Не стоит забывать, что корпус изображений, на котором, например, тренируют нейросеть, был кем-то гуманоидным изначально протеган (распознан и помечен). Можно даже предложить определенную параноидально-марксистскую гиперболизацию — нейросети для того и существуют, чтобы как можно лучше скрыть труд тех несчастных индусов, которые, скорее всего, этим и занимались — их вклад запутывается в лабиринтах из чисел и делается максимально неузнаваемым. (Крупнейшая платформа для дешевого труда такого рода называется Mechanical Turk, в честь машины для игры в шахматы, которая скрывала человека внутри, который играл на самом деле — вы читали об этом у Беньямина). В конце концов, не может ли быть так, что погоня за скоростью компьютерных процессов и уменьшения latency является попыткой скрыть труд, который за ними стоит? Если эти устремления кажутся естественными, надо вспомнить, что были времена, когда солидная программа для компьютера должна была использовать прогресс-бар — показывать, что что-то серьезное происходит, производить настоящую бюрократическую иллюзию выполняемой работы. Цель бюрократа — показать, что он тоже потрудился (и скрыть, таким образом, настоящий труд): он пишет инсталлятор, отчет о работе отдела, предисловие, кураторский текст — сейчас это уже никому не нужно и неинтересно, потому что все и так прекрасно “знают”, что на самом деле работают только где-то там, за пределами первого мира или за какими-то заборами, какие-то азиатские рабы, всякие неудачники, задроты, да даже наши родители, с которыми и не поговорить-то толком: работают люди, которые сейчас не имеют к нам никакого понятного нам отношения. Знание — слабость: единственное, что мы получаем благодаря знанию о рабочих, это депрессия.

Возможно, именно нейросети оказываются в науке терминальной точкой познания, хотя бы в некоторых направлениях. Шопенгауэр предполагал, что познание никогда не достигает абсолютной объективности, поскольку движущая его воля достигает своей цели раньше, ей эта объективность просто не нужна — в таком случае нейросеть, как символ эффективности далеко обогнавшей знание, указывает на практически непреодолимый когнитивный разрыв. При этом выращивание нейросетей и уход за ними оказывается одной из важнейших профессий, требующих сноровки и интуиции не в меньшей степени, чем довольно-таки скудных знаний об их достаточно простом устройстве; в отсутствие возможности концептуализации работы нейросети интуиция о ней оказывается нередуцируемой к знанию и языку.

Как несколько тысяч лет назад мы узнали в хаосе ночного темно-синего неба хаос своих душ и своих судеб, начав читать свою жизнь в движениях звезд, так и сейчас мы узнаем себя в хаосе нейронных сетей.

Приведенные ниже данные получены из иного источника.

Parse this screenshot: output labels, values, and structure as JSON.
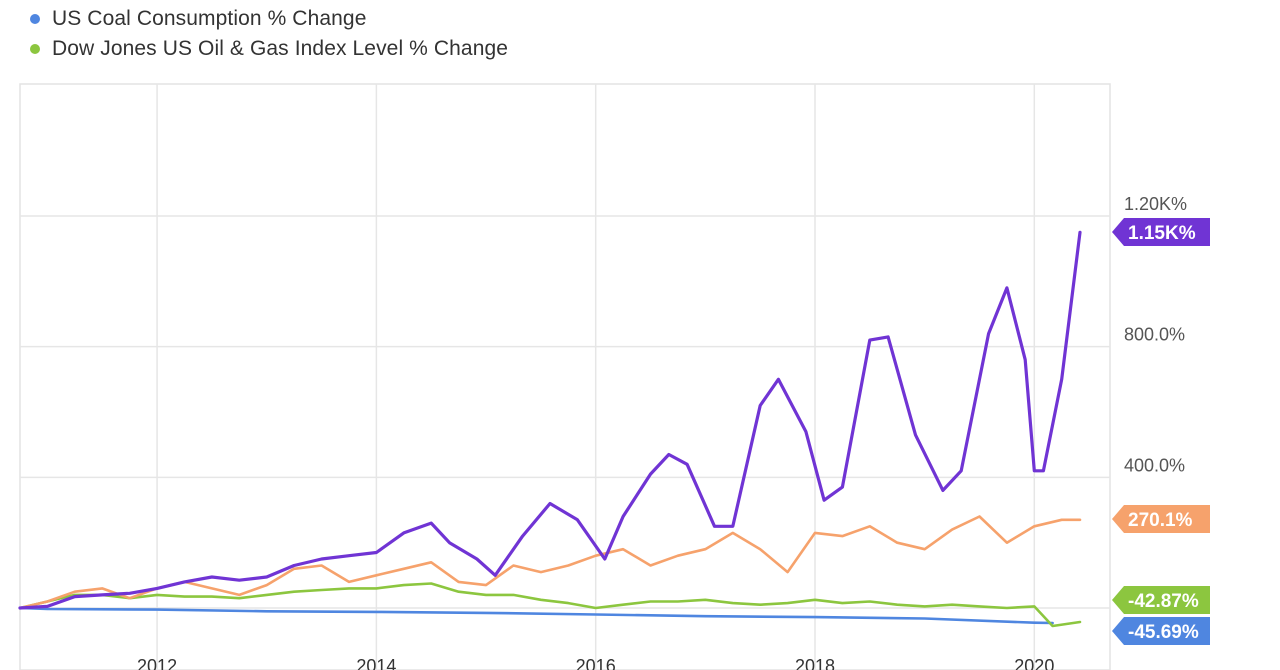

Чем бы ни была нейропсихология “на самом деле”, в популярной культуре она используется как гаруспиция (гадание по отделам мозга, количествам нейронных связей и т.п.) и дримимантия (по телесным жидкостям, ныне — гормонам). Редукция всего подряд к эндорфину сочетается с какой-то новообретенной искренностью: нет, мы не вернулись к аутентичным чувствам (как разнообразным интенсивно переживаемым концептам), как будто Roxy Music никогда не было, но всерьез относимся к эмоциям как концептуальным оттенкам разного по интенсивности удовольствия, даже “jouissance”, довольно непредсказуемо реагирующего на мир вокруг. Не стоит воспринимать это как критику нейронауки: первые тысячелетия и астрологию невозможно было отделить от астрономии, и без самой надежды нагадать на поверхности неба и прочих предметов свою судьбу никаких бы наук никогда не появилось. Однако эти мистические рассуждения о мозгах оказываются важным культурным результатом стремления постмодернистской бюрократии выпихнуть все трансцендентное в тело (в конце концов, даже ориентироваться по «по-мо» приходится исключительно на вкус) — в итоге мистическое возвращается в биологии, и мы находим этому чудесные примеры, включающие в себя добрую часть связанных с экологией теорий и произведений искусства.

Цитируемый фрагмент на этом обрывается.